Итак, в декабре 1927 года в Москве прошел XV съезд партии. Оппозицию уже не били, а добивали. Рыков с иронией заявлял: «Товарищи, т. Каменев окончил свою речь тем, что он не отделяет себя от тех оппозиционеров, которые сидят теперь в тюрьме… Я не отделяю себя от тех революционеров, которые некоторых сторонников оппозиции за антипартийные и антисоветские действия посадили в тюрьму. (Бурные аплодисменты, крики „ура“.)»[75]. На этом столичном фоне Каганович выделялся не столько своими нападками на оппозицию, сколько постоянными упоминаниями Сталина. Выступавшие не восхваляли Иосифа Виссарионовича, да и вообще не упоминали о нем. Это было не в обычае. К тому же даже беспринципные подхалимы не могли бы с первого взгляда определить, предстоят ли в будущем столкновения, например, Сталина с Бухариным, и если да, то чем они закончатся. Делать окончательную ставку на кого-то одного было все еще рано. Каганович подстраивался под общий тон и, когда бывал в глубинке, имя Сталина в выступления не вставлял; а в важных докладах в Харькове или в Москве произносил слово «Сталин» обязательно, но только один раз за одно выступление и как бы вскользь, между прочим. Аудитория не могла ничего заметить, а сам Сталин должен быть заметить непременно. Так и на XV съезде: в речи Кагановича проскочила фраза: «Прав тов. Сталин — нет у нас еще полного стопроцентного благополучия»[76]. Неделей раньше, на съезде украинском, этот прием был исполнен так: «Оппозиция пытается всегда доказать, что у нас все делается по наказу верхушки и, в частности, Сталина. Эта ложь целиком опровергается теми фактами, которые мы имеем… Мы сделали все за последние 2 года, чтобы спасти оппозицию. Кое-кого ЦК спас. Некоторые товарищи, которые пошли было с Троцким, пришли к партии. Например, т.т. Николаева, Бадаев, Сокольников, Крупская»[77]. Сказано вроде бы не о Сталине…

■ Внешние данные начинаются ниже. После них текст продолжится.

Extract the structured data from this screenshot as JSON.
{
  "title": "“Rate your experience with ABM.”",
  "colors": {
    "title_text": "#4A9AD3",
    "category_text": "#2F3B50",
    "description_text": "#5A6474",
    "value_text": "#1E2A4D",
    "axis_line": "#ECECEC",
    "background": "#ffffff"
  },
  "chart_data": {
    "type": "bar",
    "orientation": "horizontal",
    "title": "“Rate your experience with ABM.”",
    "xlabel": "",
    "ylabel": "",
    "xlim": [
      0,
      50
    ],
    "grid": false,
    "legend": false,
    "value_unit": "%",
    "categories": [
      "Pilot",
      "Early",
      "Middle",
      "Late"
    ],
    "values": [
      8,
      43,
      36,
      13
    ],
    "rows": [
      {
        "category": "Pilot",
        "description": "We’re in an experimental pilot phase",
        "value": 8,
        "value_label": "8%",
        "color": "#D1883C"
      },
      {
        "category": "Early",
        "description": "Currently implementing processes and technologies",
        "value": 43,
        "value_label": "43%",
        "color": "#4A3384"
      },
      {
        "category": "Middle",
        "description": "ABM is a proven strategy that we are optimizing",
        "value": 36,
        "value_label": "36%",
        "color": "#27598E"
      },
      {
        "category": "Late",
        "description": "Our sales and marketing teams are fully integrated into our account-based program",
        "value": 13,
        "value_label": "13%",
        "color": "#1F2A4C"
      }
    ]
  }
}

В начале съезда Каганович был впервые избран в президиум; в конце — стал кандидатом в члены политбюро (вместе с Петровским и Чубарем). В новом составе ЦК был и противник Кагановича Киркиж.
Уже после отъезда Кагановича в Москву, в 1928 году, В. Я Чубарь, выступая на объединенном заседании политбюро ЦК и Президиума ЦК КП(б)У, таким образом характеризовал обстановку, созданную Кагановичем в партийном руководстве Украины: «Взаимное доверие, взаимный контроль у нас нарушались, так что друг другу мы не могли верить… Вопросы решались за спиной Политбюро, в стороне… Эта обстановка меня угнетает»[78].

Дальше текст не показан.